On 5/31/11 4:37 PM, Andrej Mitrovic wrote:
As for switch statements (and this is getting offtopic), there are
cases where fallback is nice to have..

final switch (param)
{
     case FILE_NEW:
     case FILE_OPEN:
     case FILE_SAVE:
     case FILE_SAVE_AS:
     case EDIT_UNDO:
         throw new Exception("unimplemented!");  // or there would be
one method that handles these cases
     case EDIT_CUT:
         handleCut();
         break;
     case EDIT_COPY:
         handleCopy();
         break;
     case EDIT_PASTE:
         handlePaste();
         break;
     case EDIT_CLEAR:
         handleClear();
         break;
}
return 0;

If you didn't have fallback, you would probably have to add some kind
of new statement like "goto next" or "fallback" on each of those
cases.

Currently the best proposed behavior is to only require control flow if there is actual code before it.
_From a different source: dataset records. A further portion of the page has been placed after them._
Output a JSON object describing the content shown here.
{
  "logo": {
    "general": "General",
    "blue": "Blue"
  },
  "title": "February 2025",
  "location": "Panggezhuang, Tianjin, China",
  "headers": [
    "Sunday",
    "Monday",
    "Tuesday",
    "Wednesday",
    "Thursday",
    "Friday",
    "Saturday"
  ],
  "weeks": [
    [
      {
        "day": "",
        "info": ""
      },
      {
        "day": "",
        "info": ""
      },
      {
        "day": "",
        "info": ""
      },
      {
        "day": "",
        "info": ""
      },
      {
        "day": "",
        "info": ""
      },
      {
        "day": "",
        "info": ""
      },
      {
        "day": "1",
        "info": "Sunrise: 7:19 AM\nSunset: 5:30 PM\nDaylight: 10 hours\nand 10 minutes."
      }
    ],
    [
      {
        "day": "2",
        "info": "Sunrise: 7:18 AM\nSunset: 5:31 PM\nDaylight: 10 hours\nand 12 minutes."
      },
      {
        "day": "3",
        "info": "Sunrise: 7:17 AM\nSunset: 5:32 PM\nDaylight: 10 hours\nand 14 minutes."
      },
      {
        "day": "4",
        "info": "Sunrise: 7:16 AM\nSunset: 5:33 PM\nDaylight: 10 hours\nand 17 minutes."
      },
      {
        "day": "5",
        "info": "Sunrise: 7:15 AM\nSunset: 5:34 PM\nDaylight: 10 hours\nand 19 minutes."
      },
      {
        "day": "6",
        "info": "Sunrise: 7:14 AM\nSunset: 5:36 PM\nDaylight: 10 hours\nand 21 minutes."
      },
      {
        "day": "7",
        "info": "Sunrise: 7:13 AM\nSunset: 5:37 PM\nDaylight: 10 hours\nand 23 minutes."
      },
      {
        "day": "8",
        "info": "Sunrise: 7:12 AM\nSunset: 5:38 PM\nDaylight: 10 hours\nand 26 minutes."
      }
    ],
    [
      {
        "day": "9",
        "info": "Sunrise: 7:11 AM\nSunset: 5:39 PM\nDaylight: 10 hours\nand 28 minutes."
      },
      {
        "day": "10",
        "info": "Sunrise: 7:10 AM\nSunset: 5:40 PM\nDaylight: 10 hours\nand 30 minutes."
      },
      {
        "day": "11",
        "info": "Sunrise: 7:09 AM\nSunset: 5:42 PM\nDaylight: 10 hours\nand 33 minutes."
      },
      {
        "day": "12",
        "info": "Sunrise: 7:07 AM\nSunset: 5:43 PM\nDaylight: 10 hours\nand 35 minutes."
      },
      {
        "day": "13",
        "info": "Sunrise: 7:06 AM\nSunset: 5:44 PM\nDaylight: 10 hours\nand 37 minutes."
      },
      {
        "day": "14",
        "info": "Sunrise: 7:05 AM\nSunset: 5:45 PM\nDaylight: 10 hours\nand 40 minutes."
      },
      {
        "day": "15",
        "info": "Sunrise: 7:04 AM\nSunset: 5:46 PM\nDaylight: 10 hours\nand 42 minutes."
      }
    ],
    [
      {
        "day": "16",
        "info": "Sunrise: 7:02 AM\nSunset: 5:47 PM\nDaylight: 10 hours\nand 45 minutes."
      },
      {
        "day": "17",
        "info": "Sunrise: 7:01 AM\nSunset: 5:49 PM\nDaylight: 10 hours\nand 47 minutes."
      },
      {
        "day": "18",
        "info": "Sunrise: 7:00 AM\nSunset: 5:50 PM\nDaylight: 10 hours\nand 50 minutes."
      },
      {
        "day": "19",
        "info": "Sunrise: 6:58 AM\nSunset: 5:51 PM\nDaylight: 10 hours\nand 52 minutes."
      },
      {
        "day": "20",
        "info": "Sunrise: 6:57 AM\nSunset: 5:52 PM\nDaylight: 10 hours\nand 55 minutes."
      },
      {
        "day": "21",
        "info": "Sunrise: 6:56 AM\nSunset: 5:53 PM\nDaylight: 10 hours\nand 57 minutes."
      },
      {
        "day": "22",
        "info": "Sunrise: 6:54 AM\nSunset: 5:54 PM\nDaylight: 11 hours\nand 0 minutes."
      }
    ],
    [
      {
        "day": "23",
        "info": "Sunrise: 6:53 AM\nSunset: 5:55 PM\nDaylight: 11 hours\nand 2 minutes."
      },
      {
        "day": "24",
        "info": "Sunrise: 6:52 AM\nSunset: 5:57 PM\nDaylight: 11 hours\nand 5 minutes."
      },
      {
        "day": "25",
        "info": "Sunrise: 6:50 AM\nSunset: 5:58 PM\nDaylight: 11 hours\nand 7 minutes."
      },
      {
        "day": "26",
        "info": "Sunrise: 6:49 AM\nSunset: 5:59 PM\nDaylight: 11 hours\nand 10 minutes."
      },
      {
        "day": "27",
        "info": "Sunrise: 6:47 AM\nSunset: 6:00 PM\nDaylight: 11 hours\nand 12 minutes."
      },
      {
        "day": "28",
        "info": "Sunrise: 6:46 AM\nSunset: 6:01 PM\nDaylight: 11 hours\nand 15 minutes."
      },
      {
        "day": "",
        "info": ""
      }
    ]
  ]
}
So adjacent case labels don't require any. Your example code would work unmodified.

For the rare cases where fall-through is actually needed, goto case xxx; has been proposed. It has the advantage that it's robust to reordering of labels, and the disadvantage that it's not robust to swapping label names. Arguably, such swapping is an infrequent refactoring.